On winning the "IPPY" and other awards:
"While I have never felt motivated to compete with any other books, I was intrigued with the idea of entering the Independent Publisher Book Awards to get a sense of how others would respond to this type of genre. I was deeply honored to win, and I believe people are responding to the message that we can actively share ideas, thoughts and feelings about our mortality and bring about a social change--death and dying is a sacred part of life that can inspire us to recognize the beauty of our existence."

On accomplishing his goals?
"As soon as I committed to the idea of creating and publishing Continuation, I immediately felt accomplished. In 1994, I climbed to the summit of Mt. Rainier (14,411 feet) in Washington State. After spending a year training and focused on reaching the summit, my guide calmly said to me at the top of the mountain, 'Now remember, you are only halfway there.' When we received Continuation back from the printers, I remember telling myself 'Now remember, you are only half way there.' Although I am currently working on other book projects, my sense of goal setting has evolved into intention setting.
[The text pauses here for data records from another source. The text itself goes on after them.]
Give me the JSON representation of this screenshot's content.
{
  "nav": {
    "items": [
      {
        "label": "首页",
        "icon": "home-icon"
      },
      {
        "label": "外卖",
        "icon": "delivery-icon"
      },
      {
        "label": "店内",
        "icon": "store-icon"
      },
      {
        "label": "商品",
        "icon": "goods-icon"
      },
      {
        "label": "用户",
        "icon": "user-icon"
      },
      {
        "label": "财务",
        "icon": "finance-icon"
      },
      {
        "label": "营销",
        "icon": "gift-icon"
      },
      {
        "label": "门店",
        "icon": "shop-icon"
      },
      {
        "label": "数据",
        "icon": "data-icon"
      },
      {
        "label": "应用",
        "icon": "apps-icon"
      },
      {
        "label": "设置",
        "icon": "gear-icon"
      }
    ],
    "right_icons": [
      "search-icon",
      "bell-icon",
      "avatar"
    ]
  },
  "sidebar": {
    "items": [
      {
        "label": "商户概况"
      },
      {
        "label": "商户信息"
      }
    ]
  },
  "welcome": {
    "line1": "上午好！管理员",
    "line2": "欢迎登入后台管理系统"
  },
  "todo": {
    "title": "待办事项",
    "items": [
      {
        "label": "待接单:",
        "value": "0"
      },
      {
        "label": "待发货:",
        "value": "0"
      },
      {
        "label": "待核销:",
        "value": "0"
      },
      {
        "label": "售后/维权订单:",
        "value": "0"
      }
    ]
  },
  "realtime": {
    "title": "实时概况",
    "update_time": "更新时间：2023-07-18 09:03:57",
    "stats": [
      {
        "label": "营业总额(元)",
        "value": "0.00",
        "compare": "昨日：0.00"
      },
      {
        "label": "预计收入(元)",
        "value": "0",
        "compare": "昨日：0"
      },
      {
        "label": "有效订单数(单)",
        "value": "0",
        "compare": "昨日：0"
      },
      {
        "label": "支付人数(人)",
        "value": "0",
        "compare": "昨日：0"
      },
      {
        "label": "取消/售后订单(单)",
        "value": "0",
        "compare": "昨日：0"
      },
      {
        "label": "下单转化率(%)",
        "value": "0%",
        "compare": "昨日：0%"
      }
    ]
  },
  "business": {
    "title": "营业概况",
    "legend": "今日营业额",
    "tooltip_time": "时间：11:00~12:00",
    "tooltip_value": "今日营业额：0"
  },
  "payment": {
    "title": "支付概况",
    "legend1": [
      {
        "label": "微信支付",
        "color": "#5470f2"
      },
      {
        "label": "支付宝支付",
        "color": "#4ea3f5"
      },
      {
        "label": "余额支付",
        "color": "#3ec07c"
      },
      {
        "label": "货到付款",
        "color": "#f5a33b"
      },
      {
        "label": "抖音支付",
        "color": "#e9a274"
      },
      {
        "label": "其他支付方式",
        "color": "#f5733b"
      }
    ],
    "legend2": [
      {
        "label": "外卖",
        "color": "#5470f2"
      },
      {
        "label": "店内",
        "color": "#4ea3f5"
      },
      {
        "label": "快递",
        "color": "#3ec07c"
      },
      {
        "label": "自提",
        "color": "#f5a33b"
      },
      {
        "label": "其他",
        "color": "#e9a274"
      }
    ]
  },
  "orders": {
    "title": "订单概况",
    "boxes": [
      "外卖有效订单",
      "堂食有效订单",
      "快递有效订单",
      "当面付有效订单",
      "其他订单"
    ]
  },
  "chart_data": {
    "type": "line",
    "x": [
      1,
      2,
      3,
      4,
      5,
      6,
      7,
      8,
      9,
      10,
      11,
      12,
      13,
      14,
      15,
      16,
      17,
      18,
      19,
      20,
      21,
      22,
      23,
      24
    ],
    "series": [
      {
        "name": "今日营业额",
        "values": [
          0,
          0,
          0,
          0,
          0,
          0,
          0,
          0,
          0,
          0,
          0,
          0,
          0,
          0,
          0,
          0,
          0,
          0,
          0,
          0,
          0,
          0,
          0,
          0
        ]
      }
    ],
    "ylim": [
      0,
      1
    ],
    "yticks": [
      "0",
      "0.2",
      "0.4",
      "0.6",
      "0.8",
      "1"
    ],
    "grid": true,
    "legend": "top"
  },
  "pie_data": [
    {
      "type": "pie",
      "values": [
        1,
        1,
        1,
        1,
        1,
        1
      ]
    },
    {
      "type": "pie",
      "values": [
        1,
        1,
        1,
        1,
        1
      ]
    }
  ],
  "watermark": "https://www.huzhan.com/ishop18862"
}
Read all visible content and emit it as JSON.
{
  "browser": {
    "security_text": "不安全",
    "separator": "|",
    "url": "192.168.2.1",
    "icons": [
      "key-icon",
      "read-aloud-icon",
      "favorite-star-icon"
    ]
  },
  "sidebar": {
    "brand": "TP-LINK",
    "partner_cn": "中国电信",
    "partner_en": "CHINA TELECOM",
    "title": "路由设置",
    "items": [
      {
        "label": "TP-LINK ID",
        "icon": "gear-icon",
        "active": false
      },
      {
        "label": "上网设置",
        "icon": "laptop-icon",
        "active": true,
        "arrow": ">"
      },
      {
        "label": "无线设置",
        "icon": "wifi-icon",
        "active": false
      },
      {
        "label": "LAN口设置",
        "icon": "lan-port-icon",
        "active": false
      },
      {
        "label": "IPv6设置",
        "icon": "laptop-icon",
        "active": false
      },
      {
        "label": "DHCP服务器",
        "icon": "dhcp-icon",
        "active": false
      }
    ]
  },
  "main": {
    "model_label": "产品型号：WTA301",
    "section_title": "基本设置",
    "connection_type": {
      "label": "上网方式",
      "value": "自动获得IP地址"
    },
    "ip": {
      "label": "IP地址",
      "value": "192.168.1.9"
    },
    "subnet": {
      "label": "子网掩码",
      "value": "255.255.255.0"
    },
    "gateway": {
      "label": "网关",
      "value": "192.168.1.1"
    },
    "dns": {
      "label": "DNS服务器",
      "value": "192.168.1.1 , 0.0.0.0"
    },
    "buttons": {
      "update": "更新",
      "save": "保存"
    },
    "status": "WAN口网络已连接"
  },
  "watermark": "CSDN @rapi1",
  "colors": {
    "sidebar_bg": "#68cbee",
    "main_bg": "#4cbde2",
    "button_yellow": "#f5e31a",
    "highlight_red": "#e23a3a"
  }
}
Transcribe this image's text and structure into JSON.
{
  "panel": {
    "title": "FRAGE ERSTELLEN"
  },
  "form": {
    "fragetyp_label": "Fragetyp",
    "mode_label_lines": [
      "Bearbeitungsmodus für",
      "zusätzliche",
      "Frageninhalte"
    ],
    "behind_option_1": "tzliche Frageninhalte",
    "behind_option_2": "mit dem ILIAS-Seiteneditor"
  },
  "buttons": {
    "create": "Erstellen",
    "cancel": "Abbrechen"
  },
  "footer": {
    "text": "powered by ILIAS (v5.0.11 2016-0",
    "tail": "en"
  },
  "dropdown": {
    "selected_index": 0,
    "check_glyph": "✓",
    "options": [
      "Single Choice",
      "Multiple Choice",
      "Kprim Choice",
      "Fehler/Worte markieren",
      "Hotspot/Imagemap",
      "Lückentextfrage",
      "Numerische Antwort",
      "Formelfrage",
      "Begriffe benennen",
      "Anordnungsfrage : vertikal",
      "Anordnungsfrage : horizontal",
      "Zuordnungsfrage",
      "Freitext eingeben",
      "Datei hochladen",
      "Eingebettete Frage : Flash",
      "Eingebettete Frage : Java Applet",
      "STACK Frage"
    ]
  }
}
I used to make many lists of goals, now I simply focus on using my life to create human connections and illuminate the human spirit."

On what the process taught him about life?
"Publishing this book has strengthened my leadership abilities and decision-making confidence. I learned that just living life and surviving in the world is not enough. It is important for me to strive to create a legacy of human hope and understanding - to engender positive social change in the world. Not only is this important for our generation, but I believe it is important to consider future generations when developing a book. This is how we learn, evolve and create a powerful human experience."


Continuation: Honoring and Celebrating the Human Condition
By R. Scott Brooks
Photographs by Kent Peterson and book design by Annie Vrijmoet
Self-published by Continuation Publishing Group
1,000 limited-edition books printed by IP/Koke, Eugene, Oregon
8"x8" hardcover, 84 pages, $40 retail, ISBN 0-9705587-0-8
Hand-stitched and bound, linen-wrapped, soy-based ink

100% of the profits from the sale of this book go towards the following five charities that Larisa selected before she passed away: the American Cancer Society; Children's Starlight Foundation; HIV Alliance of Eugene; Larisa Caldwell Scholarship Fund, University of Oregon; and the South Eugene High School Teenage Grief Healing Fund.